In nearly two-thirds of spina bifida cases, however, just a small amount of folic acid, also known as vitamin B9, in the diet could prevent the condition. By simply adding essential vitamins and minerals to staple foods and condiments, such as wheat and maize flours, rice, cooking oil, and salt, countries can have a significant effect on the incidence of these disorders.

Food fortification, or the practice of increasing the content of one or more vitamins or minerals to improve the nutritional quality of that food, is one of the most cost-effective public health interventions available. Walk through any grocery store in much of the industrialized world and you can spot dozens of products featuring micronutrient fortification to ward off disease. In the early 1920s, iodized salt was introduced to treat and prevent goiter. Vitamin D was added to milk in the early 1930s to reduce rickets in children. And, in the mid-1940s, Grand Rapids, Michigan, became the first community in the world to add fluoride to tap water following studies showing reduced rates of cavities among schoolchildren. 

“The GAPSBIF group was relentless in advocating for children and families globally,” said Timothy Singer, MD, MS, a pediatrician trained in global health who put his practice on hold to complete an additional residency in neurological surgery at GW SMHS. “It started with a few dozen people on an email list. One by one, they strategically reached out to folks, figured out who had a connection here and who had a connection there to bring attention to folic acid fortification, country by country, and ultimately to the WHA.”

Their successful advocacy included stakeholder mapping, presentations to the executive committee of the WHA in Geneva, a social media campaign, and articles in nearly a dozen peer-reviewed journals, including a major review in the May 2022 edition of the Lancet Global Health.

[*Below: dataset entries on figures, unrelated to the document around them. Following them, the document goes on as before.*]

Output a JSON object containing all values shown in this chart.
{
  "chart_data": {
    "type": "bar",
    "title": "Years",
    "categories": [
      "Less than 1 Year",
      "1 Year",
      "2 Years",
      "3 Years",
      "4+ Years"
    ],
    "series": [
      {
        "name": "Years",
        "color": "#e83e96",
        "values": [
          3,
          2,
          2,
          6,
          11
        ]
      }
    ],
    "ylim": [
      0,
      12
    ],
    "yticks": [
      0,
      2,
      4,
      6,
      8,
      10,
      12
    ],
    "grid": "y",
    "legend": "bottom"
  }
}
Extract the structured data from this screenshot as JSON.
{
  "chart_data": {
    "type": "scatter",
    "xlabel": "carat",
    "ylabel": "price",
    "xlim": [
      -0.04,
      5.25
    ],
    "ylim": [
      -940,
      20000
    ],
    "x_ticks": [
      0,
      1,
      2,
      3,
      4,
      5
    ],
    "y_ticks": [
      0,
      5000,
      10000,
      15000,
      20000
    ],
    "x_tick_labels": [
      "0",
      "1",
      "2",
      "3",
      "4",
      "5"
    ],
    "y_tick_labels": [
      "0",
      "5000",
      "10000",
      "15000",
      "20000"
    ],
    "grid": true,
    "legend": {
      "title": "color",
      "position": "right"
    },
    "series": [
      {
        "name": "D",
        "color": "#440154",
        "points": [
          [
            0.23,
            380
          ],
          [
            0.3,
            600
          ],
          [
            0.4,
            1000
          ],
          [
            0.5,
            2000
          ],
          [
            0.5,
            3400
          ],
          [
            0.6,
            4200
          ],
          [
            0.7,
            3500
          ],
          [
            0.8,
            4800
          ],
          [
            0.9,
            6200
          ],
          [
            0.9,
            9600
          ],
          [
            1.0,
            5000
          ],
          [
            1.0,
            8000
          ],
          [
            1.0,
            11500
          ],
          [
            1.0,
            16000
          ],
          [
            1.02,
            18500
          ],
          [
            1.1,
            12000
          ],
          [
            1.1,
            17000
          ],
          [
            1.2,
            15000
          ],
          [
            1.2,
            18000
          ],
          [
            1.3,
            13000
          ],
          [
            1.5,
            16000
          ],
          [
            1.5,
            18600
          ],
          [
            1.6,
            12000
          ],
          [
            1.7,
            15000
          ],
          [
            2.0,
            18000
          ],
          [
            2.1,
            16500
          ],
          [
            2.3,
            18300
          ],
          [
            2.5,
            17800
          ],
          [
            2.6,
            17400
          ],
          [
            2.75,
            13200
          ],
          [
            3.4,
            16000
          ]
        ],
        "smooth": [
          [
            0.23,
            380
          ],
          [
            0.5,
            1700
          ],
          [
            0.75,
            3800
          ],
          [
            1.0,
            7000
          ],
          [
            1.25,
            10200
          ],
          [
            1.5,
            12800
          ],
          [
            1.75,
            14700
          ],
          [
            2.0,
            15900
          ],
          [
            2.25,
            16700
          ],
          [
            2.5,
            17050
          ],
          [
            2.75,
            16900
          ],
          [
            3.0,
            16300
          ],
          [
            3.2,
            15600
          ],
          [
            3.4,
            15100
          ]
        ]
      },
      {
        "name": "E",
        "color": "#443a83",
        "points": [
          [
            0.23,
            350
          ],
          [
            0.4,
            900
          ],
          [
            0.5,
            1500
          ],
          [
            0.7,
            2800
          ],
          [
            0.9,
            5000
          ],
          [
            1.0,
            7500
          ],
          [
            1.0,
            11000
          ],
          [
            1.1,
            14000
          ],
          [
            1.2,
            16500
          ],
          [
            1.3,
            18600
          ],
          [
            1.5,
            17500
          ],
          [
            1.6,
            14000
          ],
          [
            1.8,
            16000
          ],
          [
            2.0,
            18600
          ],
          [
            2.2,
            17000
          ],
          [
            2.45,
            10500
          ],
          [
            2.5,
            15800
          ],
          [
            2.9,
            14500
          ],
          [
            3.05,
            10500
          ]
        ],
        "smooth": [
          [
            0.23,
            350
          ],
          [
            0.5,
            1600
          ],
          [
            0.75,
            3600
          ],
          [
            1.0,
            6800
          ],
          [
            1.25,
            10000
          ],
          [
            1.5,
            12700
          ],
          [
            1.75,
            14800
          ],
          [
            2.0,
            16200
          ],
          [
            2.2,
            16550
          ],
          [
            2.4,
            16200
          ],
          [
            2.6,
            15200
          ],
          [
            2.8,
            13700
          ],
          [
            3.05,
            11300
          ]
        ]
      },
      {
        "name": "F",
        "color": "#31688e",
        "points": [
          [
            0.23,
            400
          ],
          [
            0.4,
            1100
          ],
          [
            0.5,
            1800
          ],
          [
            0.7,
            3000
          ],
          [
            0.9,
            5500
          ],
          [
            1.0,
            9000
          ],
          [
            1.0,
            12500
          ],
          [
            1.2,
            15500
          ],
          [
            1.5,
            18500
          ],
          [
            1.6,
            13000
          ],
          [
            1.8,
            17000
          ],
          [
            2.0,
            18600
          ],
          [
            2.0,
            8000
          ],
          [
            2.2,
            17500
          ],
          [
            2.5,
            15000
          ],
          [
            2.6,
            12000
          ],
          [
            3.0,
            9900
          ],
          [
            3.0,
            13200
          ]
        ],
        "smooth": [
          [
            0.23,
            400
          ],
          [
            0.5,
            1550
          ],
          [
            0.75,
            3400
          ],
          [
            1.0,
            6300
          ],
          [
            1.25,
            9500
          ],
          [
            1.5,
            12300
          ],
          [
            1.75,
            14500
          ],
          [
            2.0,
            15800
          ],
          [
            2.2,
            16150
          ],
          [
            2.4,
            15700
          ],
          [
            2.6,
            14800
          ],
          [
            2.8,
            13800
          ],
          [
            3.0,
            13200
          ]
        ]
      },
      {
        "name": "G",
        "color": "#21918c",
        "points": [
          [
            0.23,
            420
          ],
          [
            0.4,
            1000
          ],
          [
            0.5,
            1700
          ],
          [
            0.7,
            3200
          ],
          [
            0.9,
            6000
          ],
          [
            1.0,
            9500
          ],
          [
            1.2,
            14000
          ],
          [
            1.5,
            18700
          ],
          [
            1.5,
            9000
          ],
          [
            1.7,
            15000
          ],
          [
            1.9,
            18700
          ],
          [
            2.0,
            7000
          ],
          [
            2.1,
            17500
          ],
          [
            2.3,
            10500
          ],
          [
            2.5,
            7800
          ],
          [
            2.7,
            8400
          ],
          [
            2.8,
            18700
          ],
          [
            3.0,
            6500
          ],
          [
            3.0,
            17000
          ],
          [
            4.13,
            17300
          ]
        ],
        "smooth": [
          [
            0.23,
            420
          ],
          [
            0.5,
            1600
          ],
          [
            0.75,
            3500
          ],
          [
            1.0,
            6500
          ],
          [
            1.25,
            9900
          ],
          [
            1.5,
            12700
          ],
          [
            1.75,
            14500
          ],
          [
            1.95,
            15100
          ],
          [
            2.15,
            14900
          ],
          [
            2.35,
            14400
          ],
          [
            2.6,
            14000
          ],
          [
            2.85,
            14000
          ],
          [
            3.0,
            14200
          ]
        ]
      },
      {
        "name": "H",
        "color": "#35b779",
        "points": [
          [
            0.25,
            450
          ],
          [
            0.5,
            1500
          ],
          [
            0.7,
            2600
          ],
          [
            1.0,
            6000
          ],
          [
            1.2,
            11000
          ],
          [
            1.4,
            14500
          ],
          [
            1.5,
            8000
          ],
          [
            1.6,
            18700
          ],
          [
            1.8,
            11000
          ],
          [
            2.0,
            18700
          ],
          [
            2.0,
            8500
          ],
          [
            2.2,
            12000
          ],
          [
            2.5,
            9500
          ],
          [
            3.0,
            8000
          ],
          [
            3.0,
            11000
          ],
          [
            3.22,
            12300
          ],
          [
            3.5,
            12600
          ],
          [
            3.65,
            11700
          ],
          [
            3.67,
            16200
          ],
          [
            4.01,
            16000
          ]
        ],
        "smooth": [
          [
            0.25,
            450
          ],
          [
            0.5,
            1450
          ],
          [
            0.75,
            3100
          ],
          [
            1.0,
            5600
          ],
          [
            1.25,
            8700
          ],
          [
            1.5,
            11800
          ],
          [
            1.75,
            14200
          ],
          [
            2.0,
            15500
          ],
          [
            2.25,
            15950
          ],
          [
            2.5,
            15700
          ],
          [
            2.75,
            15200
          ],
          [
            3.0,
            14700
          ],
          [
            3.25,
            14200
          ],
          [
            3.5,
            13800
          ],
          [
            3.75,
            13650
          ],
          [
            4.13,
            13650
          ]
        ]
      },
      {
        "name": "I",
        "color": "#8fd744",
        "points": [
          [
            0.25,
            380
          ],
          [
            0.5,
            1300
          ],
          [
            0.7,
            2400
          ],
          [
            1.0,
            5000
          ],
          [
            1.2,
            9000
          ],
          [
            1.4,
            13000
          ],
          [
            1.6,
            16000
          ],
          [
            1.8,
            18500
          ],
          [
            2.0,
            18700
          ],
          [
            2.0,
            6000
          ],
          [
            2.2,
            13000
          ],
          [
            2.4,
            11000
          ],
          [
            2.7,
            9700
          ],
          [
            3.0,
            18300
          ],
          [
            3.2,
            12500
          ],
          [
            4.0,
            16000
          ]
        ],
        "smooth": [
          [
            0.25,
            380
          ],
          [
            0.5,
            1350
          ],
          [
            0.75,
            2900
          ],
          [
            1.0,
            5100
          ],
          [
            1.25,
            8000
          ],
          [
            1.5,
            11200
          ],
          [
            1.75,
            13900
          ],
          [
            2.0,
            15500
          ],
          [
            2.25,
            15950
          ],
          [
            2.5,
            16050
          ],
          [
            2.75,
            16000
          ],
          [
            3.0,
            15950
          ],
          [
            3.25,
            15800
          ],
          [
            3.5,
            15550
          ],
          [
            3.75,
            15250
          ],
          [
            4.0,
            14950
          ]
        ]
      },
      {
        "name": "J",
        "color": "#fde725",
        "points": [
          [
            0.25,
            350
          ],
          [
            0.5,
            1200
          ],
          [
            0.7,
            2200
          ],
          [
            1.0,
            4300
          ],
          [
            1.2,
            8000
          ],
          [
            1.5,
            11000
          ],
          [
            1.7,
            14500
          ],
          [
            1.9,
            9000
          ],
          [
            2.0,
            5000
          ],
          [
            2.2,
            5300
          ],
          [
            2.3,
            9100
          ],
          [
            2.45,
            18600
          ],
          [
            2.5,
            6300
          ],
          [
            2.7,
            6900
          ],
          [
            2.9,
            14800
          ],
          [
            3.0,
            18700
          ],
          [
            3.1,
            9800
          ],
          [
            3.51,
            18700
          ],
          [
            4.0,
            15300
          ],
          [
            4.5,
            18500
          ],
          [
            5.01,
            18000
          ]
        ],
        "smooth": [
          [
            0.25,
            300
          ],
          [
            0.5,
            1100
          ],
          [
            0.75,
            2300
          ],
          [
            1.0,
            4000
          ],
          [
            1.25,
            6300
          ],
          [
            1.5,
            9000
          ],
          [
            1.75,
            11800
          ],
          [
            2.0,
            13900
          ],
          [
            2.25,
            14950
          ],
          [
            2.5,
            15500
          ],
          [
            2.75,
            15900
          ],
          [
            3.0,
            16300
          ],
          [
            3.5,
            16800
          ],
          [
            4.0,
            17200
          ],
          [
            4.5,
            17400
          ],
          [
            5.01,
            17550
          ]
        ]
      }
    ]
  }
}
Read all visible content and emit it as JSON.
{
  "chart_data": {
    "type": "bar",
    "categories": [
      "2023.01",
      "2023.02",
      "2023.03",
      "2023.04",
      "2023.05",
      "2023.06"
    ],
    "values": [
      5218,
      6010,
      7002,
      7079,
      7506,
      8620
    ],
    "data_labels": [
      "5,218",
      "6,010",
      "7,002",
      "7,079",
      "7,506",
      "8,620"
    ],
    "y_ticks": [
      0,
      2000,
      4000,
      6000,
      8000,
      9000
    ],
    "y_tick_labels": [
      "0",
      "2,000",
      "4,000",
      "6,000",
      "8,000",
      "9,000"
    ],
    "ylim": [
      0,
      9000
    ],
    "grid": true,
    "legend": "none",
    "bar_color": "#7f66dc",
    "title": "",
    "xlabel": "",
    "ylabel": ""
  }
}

“This resolution will accelerate the pace of global prevention of severe and fatal birth defects, support equitable food fortification in all countries, and assist countries in reaching their 2030 Sustainable Development Goals on child mortality and health equity,” the GAPSBIF authors wrote in the journal.

Joining the campaign calling for action were specialists from around the world, including pediatricians, urologists, nutritionists, epidemiologists, and other medical professions, as well as a number of non-governmental organizations.

The breakthrough occurred when the government of Colombia offered to serve as the primary sponsor of the resolution, and then reached out to other national representatives through their permanent mission at the WHO. “It was amazing,” Singer said. “Within a matter of months after that, there was a huge wave of global support.”

Ultimately Australia, Brazil, Canada, Chile, Ecuador, the European Union, Israel, Malaysia, and Paraguay joined Colombia to bring resolution to the floor of the assembly at the WHA.

“This began as an effort by surgeons who wanted to deliberately and strategically identify a surgical condition for which enlightened policy by the WHO could decrease or eliminate a global scourge,” Rosseau explained. “The successful passage of this resolution, and the inclusive advocacy efforts it represents, encourages our collaborators to continue to work together to highlight what must be done to reduce the unmet burden of surgical conditions worldwide.”

Now, Rosseau and the GAPSBIF team are working with ministries of health around the world to push for folic acid fortification policy implementation. The group acknowledges that success will not be easy as it will require overcoming years of delayed action. However, there is reason to have hope, as the authors wrote in their Lancet paper.

“These hurdles have resulted in more than four million preventable cases of spina bifida and anencephaly globally in the 30 years since the British Medical Research Council’s landmark trial publication providing unequivocal evidence on folic acid. There are sufficient, high-quality data on the safety and effectiveness of fortification for policymakers to swiftly implement fortification.”

“As countries around the world now change their practices, we should see rates of spina bifida and anencephaly finally begin to come down,” predicted Singer. “We anticipate significant benefits to children, families, and ultimately nations.”